Though chafing at the delay and the tricks of circumstance, Donald
knew that he could do no better than follow this plan, and so set
about unpacking for the night and preparing food for both himself
and his dogs. Soon there was a roaring fire in the stone fireplace
at the end of the one-room shanty, and the odor of frying meat
pervaded the atmosphere. Presently, he went outside to cut fresh
spruce boughs for the rough bunk.


In the woods he heard a noise. He looked up and found himself face
to face with two silent Indians, who stood looking at him gravely.
Although he was not sure, he thought he recognized them as a couple
of the early risers that had waved him good-by the day he started
from Fort Severn. The impression was only a passing one, however.


“Well, what do you want?” demanded the Scotchman, crisply.

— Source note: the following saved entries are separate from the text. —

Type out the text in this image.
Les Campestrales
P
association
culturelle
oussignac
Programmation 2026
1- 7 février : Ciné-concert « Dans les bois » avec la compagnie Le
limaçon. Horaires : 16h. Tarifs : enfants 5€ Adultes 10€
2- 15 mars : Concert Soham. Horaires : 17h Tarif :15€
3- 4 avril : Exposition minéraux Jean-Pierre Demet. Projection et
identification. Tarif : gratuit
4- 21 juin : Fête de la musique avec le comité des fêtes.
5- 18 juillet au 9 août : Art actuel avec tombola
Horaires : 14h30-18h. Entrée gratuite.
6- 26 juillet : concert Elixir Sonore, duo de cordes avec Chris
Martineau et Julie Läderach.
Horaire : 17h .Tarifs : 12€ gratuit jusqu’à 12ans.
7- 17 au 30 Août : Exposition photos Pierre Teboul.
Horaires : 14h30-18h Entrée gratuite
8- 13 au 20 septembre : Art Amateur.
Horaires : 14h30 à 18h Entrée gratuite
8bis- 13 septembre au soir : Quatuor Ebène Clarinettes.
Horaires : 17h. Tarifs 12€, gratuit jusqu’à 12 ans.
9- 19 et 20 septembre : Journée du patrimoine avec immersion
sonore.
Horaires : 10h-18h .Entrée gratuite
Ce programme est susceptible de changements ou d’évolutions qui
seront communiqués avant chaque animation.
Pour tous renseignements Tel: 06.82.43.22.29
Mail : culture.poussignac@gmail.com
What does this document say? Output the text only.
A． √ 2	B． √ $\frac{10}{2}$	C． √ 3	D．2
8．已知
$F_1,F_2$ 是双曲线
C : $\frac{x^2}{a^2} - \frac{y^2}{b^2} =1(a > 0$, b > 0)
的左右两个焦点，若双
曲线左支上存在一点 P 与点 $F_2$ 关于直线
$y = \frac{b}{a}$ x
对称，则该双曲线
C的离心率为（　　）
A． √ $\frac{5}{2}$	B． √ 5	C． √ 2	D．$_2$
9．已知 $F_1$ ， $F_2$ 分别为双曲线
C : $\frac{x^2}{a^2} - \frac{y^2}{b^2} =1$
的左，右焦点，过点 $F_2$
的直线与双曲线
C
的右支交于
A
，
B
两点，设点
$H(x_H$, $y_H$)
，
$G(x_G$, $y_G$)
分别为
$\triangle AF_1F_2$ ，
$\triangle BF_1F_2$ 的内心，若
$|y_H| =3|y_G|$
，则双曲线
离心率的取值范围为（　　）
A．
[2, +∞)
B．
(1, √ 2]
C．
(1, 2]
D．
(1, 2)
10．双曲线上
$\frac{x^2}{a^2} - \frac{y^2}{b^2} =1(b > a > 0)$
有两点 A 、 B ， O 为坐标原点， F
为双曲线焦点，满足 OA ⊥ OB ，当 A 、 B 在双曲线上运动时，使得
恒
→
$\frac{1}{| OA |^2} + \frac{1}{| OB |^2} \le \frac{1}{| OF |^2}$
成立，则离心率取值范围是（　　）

For reply, one of the men reached inside his hunting-coat, and
fumbled a moment. Then he drew forth a scrap of very dirty, wrinkled
paper, which he extended without a word.


Amazed, Donald took it and tried to read the hastily scribbled
contents. The handwriting alone made his heart leap with surprise
and hope. It must have been five minutes before he finished struggling
in the dim light. Then, with his face puckered in a scowl of
perplexity, he turned to address the bearers of the message.


They were gone. So intense had been his concentration that they
had shuffled away in the darkness unnoticed.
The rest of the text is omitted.